20180214

L'envie d'écrire ne m'a pas quittée en 5 ans et demi. Elle ne faisait simplement plus partie des mes priorités.

Déçue que d'anciens projets d'écriture ne voient pas le jour (encore aurait-il fallu que j'aie assez d'humilité pour les retravailler), décidée à recadrer ma vie, j'ai mis mon énergie ailleurs. Ailleurs et surtout loin de Jonathan.

 Ce qui s'est passé depuis :

  • J'ai changé 2 fois de métier et d'entreprise
  • J'ai changé de voiture
  • J'ai déménagé
  • Je suis devenue végétarienne
  • J'ai arrêté la télévision
  • Je me suis encore plus politisée
  • Je suis encore plus féministe
  • J'ai eu une vingtaine d'amants ou d'amourettes
  • J'ai failli refaire ma vie avec un homme
  • Je n'ai plus jamais remis le couvert avec Jonathan, dont je ne suis plus du tout amoureuse
  • Mon fils me dépasse d'une très grande tête
  • J'ai perdu du poids
  • J'ai repris du poids (un peu)
  • J'ai coupé mes cheveux
  • Je me suis affirmée et j'ai recentré ma vie sur mon bonheur
  • Je revois ma mère
  • Et tant d'autres choses qui ont fait celle qui tape ses mots à cette minute.

Ce qui n'a pas changé :

  • Mon cynisme qui me permet de relativiser les maux de la vie
  • Mon célibat coriace et ma grande méfiance envers les hommes
  • Mon goût prononcé pour les Kinders (Satan !!!!!)
  • Ma grande solitude, dont j'ai pourtant besoin.

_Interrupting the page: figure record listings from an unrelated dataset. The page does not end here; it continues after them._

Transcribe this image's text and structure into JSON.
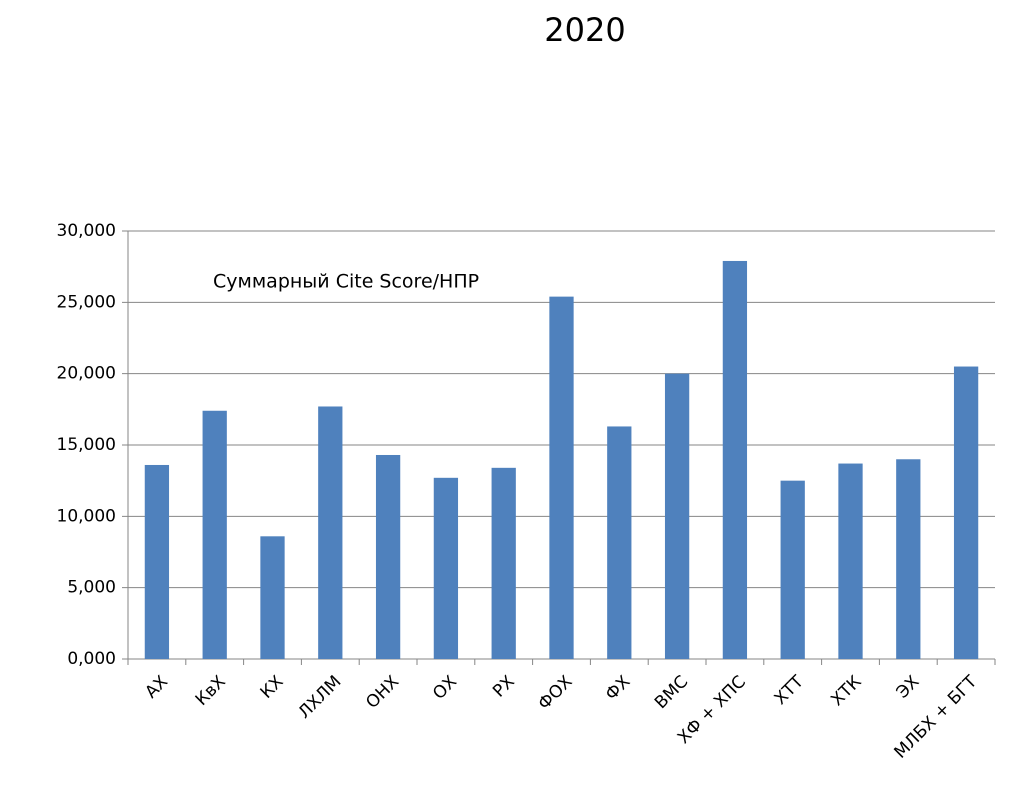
{
  "chart_data": {
    "type": "bar",
    "title": "2020",
    "annotation": "Суммарный Cite Score/НПР",
    "categories": [
      "АХ",
      "КвХ",
      "КХ",
      "ЛХЛМ",
      "ОНХ",
      "ОХ",
      "РХ",
      "ФОХ",
      "ФХ",
      "ВМС",
      "ХФ + ХПС",
      "ХТТ",
      "ХТК",
      "ЭХ",
      "МЛБХ + БГТ"
    ],
    "values": [
      13.6,
      17.4,
      8.6,
      17.7,
      14.3,
      12.7,
      13.4,
      25.4,
      16.3,
      20.0,
      27.9,
      12.5,
      13.7,
      14.0,
      20.5
    ],
    "color": "#4f81bd",
    "ylim": [
      0,
      30
    ],
    "yticks": [
      {
        "value": 0,
        "label": "0,000"
      },
      {
        "value": 5,
        "label": "5,000"
      },
      {
        "value": 10,
        "label": "10,000"
      },
      {
        "value": 15,
        "label": "15,000"
      },
      {
        "value": 20,
        "label": "20,000"
      },
      {
        "value": 25,
        "label": "25,000"
      },
      {
        "value": 30,
        "label": "30,000"
      }
    ],
    "grid": true
  }
}
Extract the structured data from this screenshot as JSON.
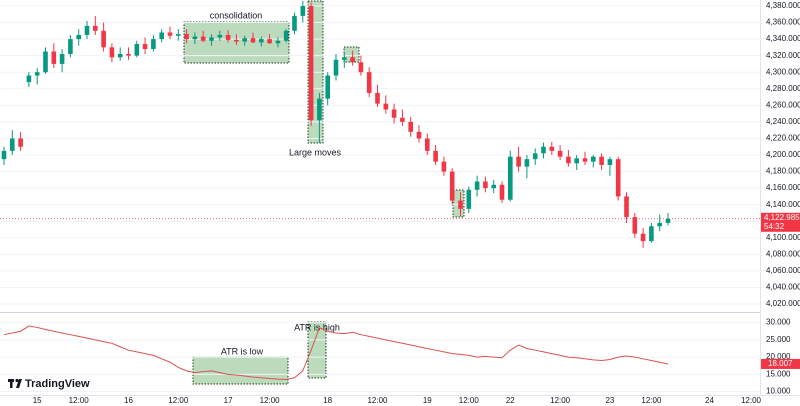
{
  "chart_data": {
    "type": "candlestick",
    "categories": [
      null,
      null,
      null,
      null,
      "15",
      null,
      null,
      null,
      null,
      "12:00",
      null,
      null,
      null,
      null,
      null,
      "16",
      null,
      null,
      null,
      null,
      null,
      "12:00",
      null,
      null,
      null,
      null,
      null,
      "17",
      null,
      null,
      null,
      null,
      "12:00",
      null,
      null,
      null,
      null,
      null,
      null,
      "18",
      null,
      null,
      null,
      null,
      null,
      "12:00",
      null,
      null,
      null,
      null,
      null,
      "19",
      null,
      null,
      null,
      null,
      "12:00",
      null,
      null,
      null,
      null,
      "22",
      null,
      null,
      null,
      null,
      null,
      "12:00",
      null,
      null,
      null,
      null,
      null,
      "23",
      null,
      null,
      null,
      null,
      "12:00",
      null,
      null,
      null,
      null,
      null,
      null,
      "24",
      null,
      null,
      null,
      null,
      "12:00"
    ],
    "open": [
      4195,
      4205,
      4220,
      4288,
      4296,
      4300,
      4325,
      4310,
      4322,
      4340,
      4345,
      4356,
      4350,
      4330,
      4318,
      4322,
      4320,
      4334,
      4328,
      4340,
      4348,
      4344,
      4346,
      4340,
      4343,
      4338,
      4342,
      4345,
      4339,
      4337,
      4341,
      4336,
      4340,
      4335,
      4338,
      4350,
      4368,
      4380,
      4242,
      4268,
      4296,
      4315,
      4318,
      4312,
      4300,
      4275,
      4262,
      4255,
      4245,
      4240,
      4228,
      4220,
      4205,
      4192,
      4180,
      4145,
      4135,
      4158,
      4168,
      4160,
      4164,
      4146,
      4198,
      4186,
      4195,
      4202,
      4210,
      4205,
      4198,
      4190,
      4196,
      4192,
      4198,
      4188,
      4195,
      4150,
      4125,
      4105,
      4096,
      4114,
      4118,
      null,
      null,
      null,
      null,
      null,
      null,
      null,
      null,
      null,
      null
    ],
    "high": [
      4210,
      4230,
      4228,
      4300,
      4305,
      4330,
      4335,
      4328,
      4345,
      4352,
      4362,
      4368,
      4360,
      4335,
      4330,
      4330,
      4338,
      4342,
      4345,
      4352,
      4355,
      4352,
      4352,
      4348,
      4350,
      4346,
      4350,
      4351,
      4346,
      4344,
      4348,
      4343,
      4346,
      4342,
      4352,
      4372,
      4386,
      4384,
      4275,
      4300,
      4322,
      4325,
      4326,
      4320,
      4306,
      4285,
      4272,
      4262,
      4255,
      4246,
      4236,
      4226,
      4212,
      4198,
      4184,
      4155,
      4162,
      4175,
      4174,
      4170,
      4168,
      4205,
      4210,
      4200,
      4208,
      4215,
      4216,
      4212,
      4206,
      4200,
      4204,
      4200,
      4202,
      4198,
      4198,
      4155,
      4130,
      4112,
      4118,
      4128,
      4130,
      null,
      null,
      null,
      null,
      null,
      null,
      null,
      null,
      null,
      null
    ],
    "low": [
      4188,
      4200,
      4205,
      4282,
      4285,
      4298,
      4305,
      4300,
      4318,
      4332,
      4340,
      4345,
      4325,
      4312,
      4314,
      4315,
      4318,
      4322,
      4325,
      4336,
      4340,
      4338,
      4335,
      4334,
      4336,
      4332,
      4338,
      4336,
      4333,
      4332,
      4335,
      4331,
      4334,
      4330,
      4336,
      4346,
      4360,
      4235,
      4215,
      4260,
      4290,
      4305,
      4308,
      4296,
      4270,
      4258,
      4250,
      4238,
      4235,
      4222,
      4215,
      4200,
      4188,
      4175,
      4140,
      4126,
      4130,
      4150,
      4155,
      4154,
      4142,
      4144,
      4180,
      4172,
      4188,
      4196,
      4200,
      4194,
      4186,
      4182,
      4188,
      4185,
      4182,
      4175,
      4145,
      4118,
      4100,
      4088,
      4094,
      4108,
      4115,
      null,
      null,
      null,
      null,
      null,
      null,
      null,
      null,
      null,
      null
    ],
    "close": [
      4205,
      4220,
      4210,
      4296,
      4300,
      4325,
      4310,
      4322,
      4340,
      4345,
      4356,
      4350,
      4330,
      4318,
      4322,
      4320,
      4334,
      4328,
      4340,
      4348,
      4344,
      4346,
      4340,
      4343,
      4338,
      4342,
      4345,
      4339,
      4337,
      4341,
      4336,
      4340,
      4335,
      4338,
      4350,
      4368,
      4380,
      4242,
      4268,
      4296,
      4315,
      4318,
      4312,
      4300,
      4275,
      4262,
      4255,
      4245,
      4240,
      4228,
      4220,
      4205,
      4192,
      4180,
      4145,
      4135,
      4158,
      4168,
      4160,
      4164,
      4146,
      4198,
      4186,
      4195,
      4202,
      4210,
      4205,
      4198,
      4190,
      4196,
      4192,
      4198,
      4188,
      4195,
      4150,
      4125,
      4105,
      4096,
      4114,
      4118,
      4122.985,
      null,
      null,
      null,
      null,
      null,
      null,
      null,
      null,
      null,
      null
    ],
    "up_color": "#089981",
    "down_color": "#f23645",
    "ylim": [
      4010.4,
      4387.2
    ],
    "yticks": [
      {
        "value": 4020,
        "label": "4,020.000"
      },
      {
        "value": 4040,
        "label": "4,040.000"
      },
      {
        "value": 4060,
        "label": "4,060.000"
      },
      {
        "value": 4080,
        "label": "4,080.000"
      },
      {
        "value": 4100,
        "label": "4,100.000"
      },
      {
        "value": 4120,
        "label": "4,120.000"
      },
      {
        "value": 4140,
        "label": "4,140.000"
      },
      {
        "value": 4160,
        "label": "4,160.000"
      },
      {
        "value": 4180,
        "label": "4,180.000"
      },
      {
        "value": 4200,
        "label": "4,200.000"
      },
      {
        "value": 4220,
        "label": "4,220.000"
      },
      {
        "value": 4240,
        "label": "4,240.000"
      },
      {
        "value": 4260,
        "label": "4,260.000"
      },
      {
        "value": 4280,
        "label": "4,280.000"
      },
      {
        "value": 4300,
        "label": "4,300.000"
      },
      {
        "value": 4320,
        "label": "4,320.000"
      },
      {
        "value": 4340,
        "label": "4,340.000"
      },
      {
        "value": 4360,
        "label": "4,360.000"
      },
      {
        "value": 4380,
        "label": "4,380.000"
      }
    ],
    "grid": true,
    "last_price": {
      "value": 4122.985,
      "label": "4,122.985"
    },
    "countdown": "54:32",
    "annotations": [
      "consolidation",
      "Large moves",
      "ATR is low",
      "ATR is high"
    ],
    "atr": {
      "color": "#d9534f",
      "values": [
        26.5,
        27,
        27.5,
        29,
        28.6,
        28,
        27.5,
        27,
        26.5,
        26,
        25.5,
        25,
        24.5,
        24,
        23,
        22,
        21.5,
        21,
        20.5,
        19.5,
        18.5,
        17,
        16,
        15.5,
        15.8,
        16,
        15.5,
        15,
        14.8,
        14.5,
        14.2,
        14,
        13.8,
        13.6,
        13.5,
        14,
        16,
        22,
        28.5,
        27.5,
        27,
        26.8,
        27.2,
        26.5,
        26,
        25.5,
        25,
        24.5,
        24,
        23.5,
        23,
        22.5,
        22,
        21.5,
        21,
        20.8,
        20.5,
        20,
        20.2,
        20,
        19.8,
        22,
        23.5,
        22.5,
        22,
        21.5,
        21,
        20.5,
        20,
        19.8,
        19.5,
        19.2,
        19,
        19.3,
        20,
        20.3,
        20,
        19.5,
        19,
        18.5,
        18.007,
        null,
        null,
        null,
        null,
        null,
        null,
        null,
        null,
        null,
        null
      ],
      "ylim": [
        9,
        32.5
      ],
      "yticks": [
        {
          "value": 10,
          "label": "10.000"
        },
        {
          "value": 15,
          "label": "15.000"
        },
        {
          "value": 20,
          "label": "20.000"
        },
        {
          "value": 25,
          "label": "25.000"
        },
        {
          "value": 30,
          "label": "30.000"
        }
      ]
    },
    "logo": "TradingView"
  }
}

Malgré tout, aujourd'hui, j'ai retrouvé une vraie joie de vivre. Je suis en bonne santé, j'ai beaucoup de chance de vivre où je vis et de la manière dont je vis. J'ai des amis-es formidables et j'ai des projets sur le long terme. J'ai un job qui me plait, mon fils est génial, je suis reconnaissante envers la vie.

J'approche la quarantaine et je me pose toujours plein de questions sur les hommes et l'amour. En revanche, je sais que je ne serai plus jamais malheureuse comme je l'ai été pendant toutes ces années : 5 ans d'une relation qui m'a saccagée, presqu'autant pour m'en remettre.

Tout ce que j'ai, je l'ai gagné aux prix d'efforts, de travail, de reconstruction, de choix et de renoncements. Si un homme devait entrer dans ma vie, ça ne pourrait être que pour le meilleur. Et au moindre signe du pire, c'est mort.